Daniel Lemma (born 1970 in Ethiopia) is a Swedish-based musician/singer-songwriter.

His music is firmly connected to an American roots music tradition, with visible ties to early blues and gospel. He has referred to singers such as Lead Belly and Pops Staples as being very influential to him and artists such as Chuck Berry, James Brown and Bob Dylan.
Daniel Lemma was born in Addis Abeba, Ethiopia, but came to Sweden as an infant.
He formed his first band in his teens, and a couple of years later he moved to Gothenburg (where he still resides).
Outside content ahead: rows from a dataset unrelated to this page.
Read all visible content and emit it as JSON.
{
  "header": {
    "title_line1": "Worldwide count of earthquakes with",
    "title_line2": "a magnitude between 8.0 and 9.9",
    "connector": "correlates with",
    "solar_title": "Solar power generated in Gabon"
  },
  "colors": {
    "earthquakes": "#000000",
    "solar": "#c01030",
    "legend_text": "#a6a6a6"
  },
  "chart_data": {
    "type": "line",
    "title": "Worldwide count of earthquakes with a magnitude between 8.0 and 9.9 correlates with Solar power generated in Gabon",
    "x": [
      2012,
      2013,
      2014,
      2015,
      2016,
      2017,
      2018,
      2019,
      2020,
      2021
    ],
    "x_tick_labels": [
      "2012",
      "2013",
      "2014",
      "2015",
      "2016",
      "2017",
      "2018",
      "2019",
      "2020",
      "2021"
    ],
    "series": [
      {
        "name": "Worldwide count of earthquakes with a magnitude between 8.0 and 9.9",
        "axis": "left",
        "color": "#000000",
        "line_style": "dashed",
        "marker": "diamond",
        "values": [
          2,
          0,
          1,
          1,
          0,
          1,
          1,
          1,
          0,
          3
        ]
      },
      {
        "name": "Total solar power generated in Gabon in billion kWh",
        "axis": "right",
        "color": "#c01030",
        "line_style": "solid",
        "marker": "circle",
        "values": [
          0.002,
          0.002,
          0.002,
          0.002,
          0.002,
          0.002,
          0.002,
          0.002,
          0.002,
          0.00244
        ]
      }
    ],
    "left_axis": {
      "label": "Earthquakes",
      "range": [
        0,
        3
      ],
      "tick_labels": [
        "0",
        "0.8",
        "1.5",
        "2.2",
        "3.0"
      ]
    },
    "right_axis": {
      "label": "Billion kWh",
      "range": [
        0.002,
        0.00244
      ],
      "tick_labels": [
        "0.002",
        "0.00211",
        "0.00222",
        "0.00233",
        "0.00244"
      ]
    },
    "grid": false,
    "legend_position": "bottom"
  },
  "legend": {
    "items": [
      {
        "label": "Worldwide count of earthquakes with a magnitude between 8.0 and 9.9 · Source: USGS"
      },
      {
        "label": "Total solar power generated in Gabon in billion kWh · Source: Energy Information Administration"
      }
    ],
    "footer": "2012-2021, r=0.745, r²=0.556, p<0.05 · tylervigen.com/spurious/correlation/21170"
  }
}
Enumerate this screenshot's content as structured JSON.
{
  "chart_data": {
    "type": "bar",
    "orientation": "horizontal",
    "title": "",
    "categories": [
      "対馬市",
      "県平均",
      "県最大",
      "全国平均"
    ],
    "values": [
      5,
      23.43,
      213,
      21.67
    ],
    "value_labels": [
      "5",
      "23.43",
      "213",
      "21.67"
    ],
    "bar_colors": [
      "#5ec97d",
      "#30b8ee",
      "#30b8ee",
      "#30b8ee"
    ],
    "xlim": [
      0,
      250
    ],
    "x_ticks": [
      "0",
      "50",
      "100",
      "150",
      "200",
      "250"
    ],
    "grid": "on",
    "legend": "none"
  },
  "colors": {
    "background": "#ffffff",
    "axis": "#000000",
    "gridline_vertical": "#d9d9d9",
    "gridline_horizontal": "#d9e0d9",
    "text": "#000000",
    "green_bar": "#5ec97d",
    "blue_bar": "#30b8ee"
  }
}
In the mid nineties, Lemma was a part of the group Mo Blues.
He later moved to New York, where he recorded an album (for Pallas Records) that was never released due to a legal dispute.

After returning to Sweden in 2000, Lemma recorded the soundtrack to Josef Fares' movie Jalla! Jalla! (which in turn rendered Lemma a Grammis nomination for best song, the romantic "If I Used to Love You").
Morning Train, the album containing that single, went gold and served as a breakthrough to a much wider audience.

Daniel Lemma has released three albums for Warner Music: Morning Train (2001), Meeting at the Building (2003) and Dreamers and Fools (2005). He has also released three albums on his label Dextra Music: Somebody on Your Side (2007), Rebound (2009) and Telescope (2012). He has also made music for various films and theatre-projects.

In cooperation with Pär Klang, Lemma wrote and performed the official song, "Changing the World", of the World Scout Jamboree 2011.